TAXI TO THE DARK SIDE

A

The subject the mistreatment of prisoners taken by American forces during the Bush Administration’s so-called war on terror has received a good deal of attention in the media, but this documentary by Alex Gibney (“Enron: The Smartest Guys in the Room”) approaches it from a personal perspective that gives it special power and poignancy. “Taxi to the Dark Side” uses as its point of departure the fate of Dilawar, an Afghan taxi driver who was taken into custody in 2002 by American forces in connection with a rocket attack and brought to Bagram Air Force Base, where he died within a week, the cause of death later listed as a homicide.

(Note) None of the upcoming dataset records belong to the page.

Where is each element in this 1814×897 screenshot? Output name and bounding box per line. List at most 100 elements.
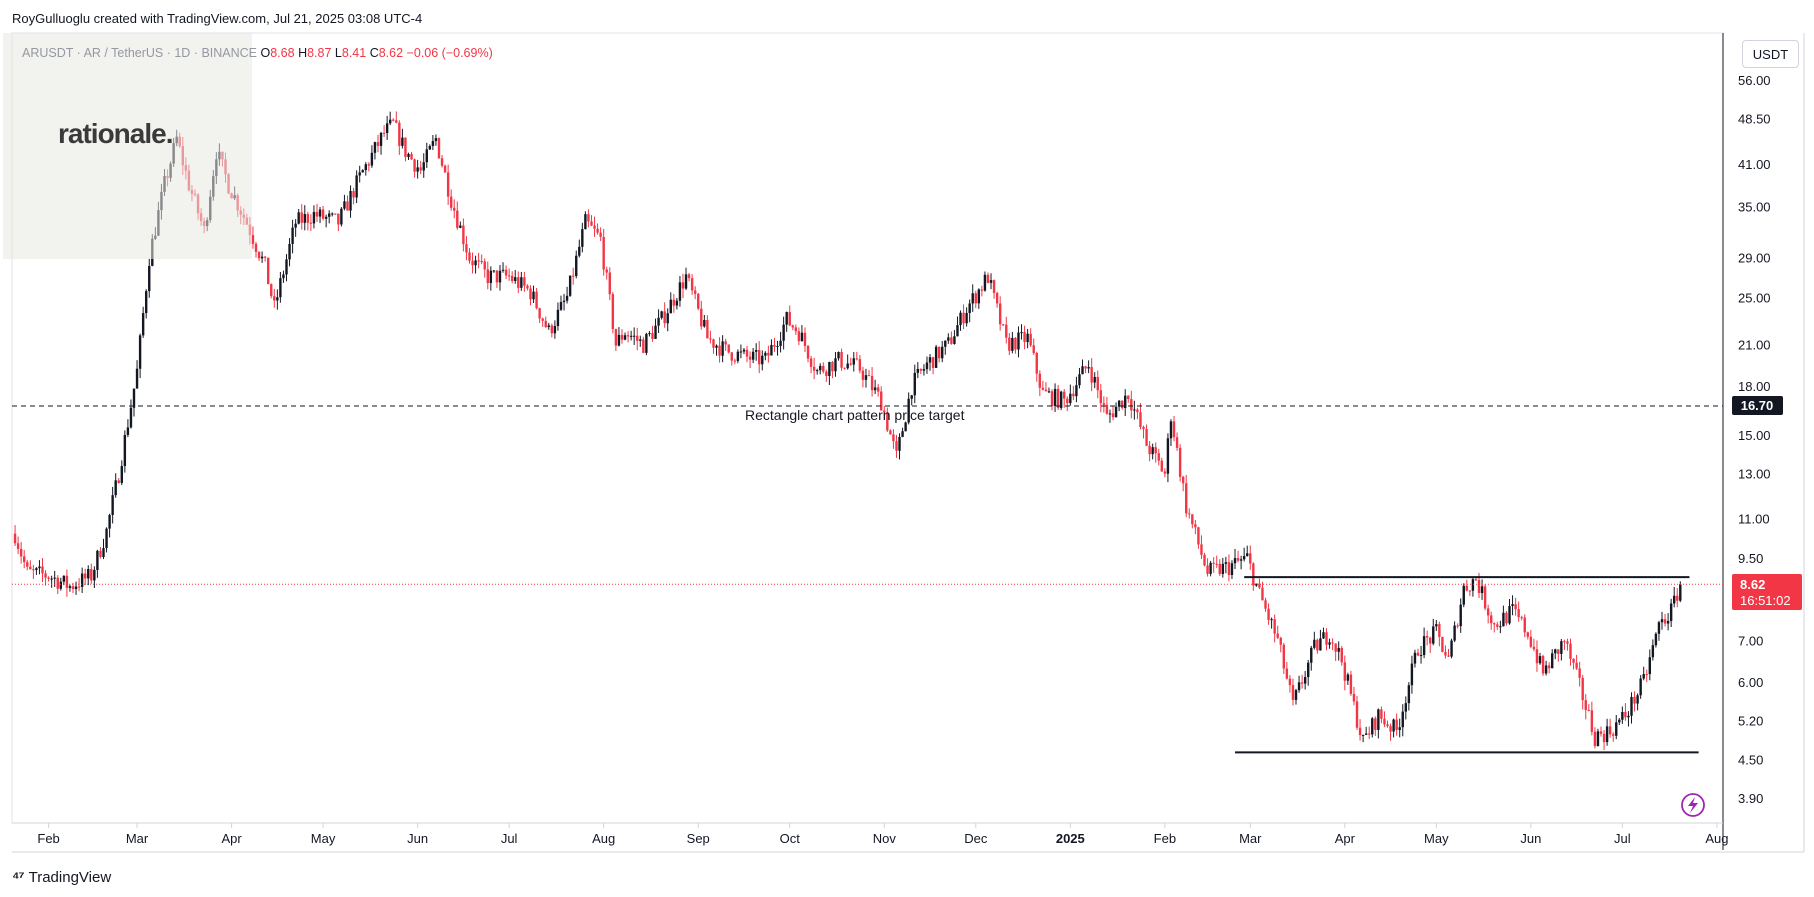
candle-up xyxy=(1669,603,1673,622)
symbol-name[interactable]: ARUSDT · AR / TetherUS · 1D · BINANCE xyxy=(22,46,258,60)
candle-down xyxy=(392,119,395,121)
y-tick-label: 35.00 xyxy=(1738,200,1771,215)
candle-down xyxy=(1517,609,1520,618)
candle-down xyxy=(1572,658,1575,663)
candle-down xyxy=(523,277,526,286)
candle-up xyxy=(126,427,130,435)
candle-up xyxy=(288,243,291,260)
candle-down xyxy=(254,243,258,252)
candle-down xyxy=(1227,562,1231,575)
candle-up xyxy=(1648,657,1652,675)
candle-down xyxy=(1389,726,1392,732)
candle-up xyxy=(736,351,740,361)
candle-up xyxy=(922,369,926,371)
candle-up xyxy=(764,352,767,356)
candle-up xyxy=(617,334,621,346)
candle-down xyxy=(614,329,618,346)
candle-up xyxy=(584,214,587,230)
candle-up xyxy=(123,434,127,467)
candle-up xyxy=(1114,406,1118,418)
currency-button[interactable]: USDT xyxy=(1742,40,1799,68)
candle-up xyxy=(956,325,959,337)
watermark-panel xyxy=(3,33,252,259)
candle-up xyxy=(422,162,425,171)
candle-up xyxy=(135,368,139,389)
x-tick-label: Feb xyxy=(1154,831,1176,846)
candle-up xyxy=(1673,595,1676,604)
candle-down xyxy=(413,159,416,172)
candle-down xyxy=(550,325,554,334)
symbol-info[interactable]: ARUSDT · AR / TetherUS · 1D · BINANCE O8… xyxy=(22,46,493,60)
candle-down xyxy=(1188,513,1191,515)
candle-up xyxy=(660,311,663,318)
candle-down xyxy=(1084,366,1087,369)
y-tick-label: 11.00 xyxy=(1738,512,1770,527)
candle-up xyxy=(547,325,550,327)
candle-up xyxy=(1453,625,1456,641)
candle-down xyxy=(730,352,733,361)
candle-down xyxy=(1483,586,1487,609)
y-tick-label: 9.50 xyxy=(1738,551,1763,566)
candle-up xyxy=(102,548,105,558)
candle-down xyxy=(1175,437,1179,448)
candle-down xyxy=(1633,696,1636,704)
candle-up xyxy=(1459,604,1462,627)
candle-up xyxy=(282,274,285,279)
candle-down xyxy=(1139,412,1142,428)
candle-down xyxy=(1520,617,1523,619)
open-value: 8.68 xyxy=(270,46,295,60)
candle-down xyxy=(19,548,23,557)
candle-up xyxy=(828,362,831,376)
candle-up xyxy=(629,335,633,337)
candle-down xyxy=(812,366,816,371)
candle-up xyxy=(87,569,90,579)
candle-up xyxy=(1480,586,1484,594)
candle-up xyxy=(898,436,901,451)
candle-up xyxy=(761,355,764,365)
candle-down xyxy=(602,236,605,270)
candle-up xyxy=(1053,388,1057,406)
candle-down xyxy=(1368,733,1371,735)
candle-up xyxy=(1654,633,1658,646)
countdown-text: 16:51:02 xyxy=(1740,593,1791,608)
candle-up xyxy=(1419,655,1423,657)
candle-up xyxy=(1621,712,1624,720)
candle-down xyxy=(404,137,407,157)
candle-up xyxy=(968,303,971,313)
candle-up xyxy=(944,340,947,347)
candle-up xyxy=(303,214,306,223)
candle-down xyxy=(453,207,456,211)
candle-up xyxy=(62,575,66,582)
change-value: −0.06 (−0.69%) xyxy=(406,46,493,60)
candle-up xyxy=(913,372,916,396)
tradingview-logo[interactable]: ⁴⁷ TradingView xyxy=(12,869,111,886)
candle-down xyxy=(56,577,59,589)
candle-up xyxy=(1627,715,1630,718)
candle-down xyxy=(855,358,859,360)
candle-down xyxy=(1120,400,1124,408)
target-badge: 16.70 xyxy=(1732,396,1783,415)
candle-up xyxy=(1364,733,1368,735)
candle-up xyxy=(114,480,117,496)
candle-up xyxy=(1313,639,1316,648)
candle-up xyxy=(138,335,142,369)
candle-down xyxy=(410,153,413,160)
lightning-icon[interactable] xyxy=(1681,793,1705,817)
candle-down xyxy=(791,325,794,328)
x-tick-label: Jun xyxy=(407,831,428,846)
candle-down xyxy=(1395,719,1398,730)
candle-down xyxy=(1331,642,1334,644)
candle-down xyxy=(440,158,444,166)
high-label: H xyxy=(298,46,308,60)
low-value: 8.41 xyxy=(341,46,367,60)
candle-up xyxy=(1499,626,1502,628)
candle-up xyxy=(934,346,938,368)
candle-up xyxy=(971,293,974,304)
candle-up xyxy=(474,260,477,266)
candle-up xyxy=(144,291,148,314)
candle-down xyxy=(1252,563,1255,586)
candle-down xyxy=(998,303,1002,325)
candle-up xyxy=(1404,703,1408,712)
candle-down xyxy=(1102,403,1106,405)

That case gives Gibney a jumping-off point for a broader analysis about how U.S. interrogation policies were developed by politically-driven operatives in Washington and put into practice by largely untrained personnel—a treatment that includes interviews with officials and journalists, but also with soldiers who actually served as interrogators at Bagram and were charged and tried for their actions there (as opposed to the higher-ups who have escaped punishment) and with ex-prisoners themselves.

But the film always returns to Dilawar’s fate to give the wider story a particular tragic dimension. The recreation of his case is at once sobering and infuriating, and the footage of his family is wrenching, quietly but compellingly showing that the policies the film depicts unwittingly sabotage the very goals they’re meant to achieve.

The film is expertly shot and edited, making its points with authority but without becoming strident or dunning. It’s eloquently capped by footage of Gibney’s late father over the final credits—a former Naval interrogator so furious over what he viewed as the perversion of his former profession that he urged his son to make a film about it. That gives a second highly personal aspect to “Taxi to the Dark Side,” which probably explains why it’s such a moving piece of work.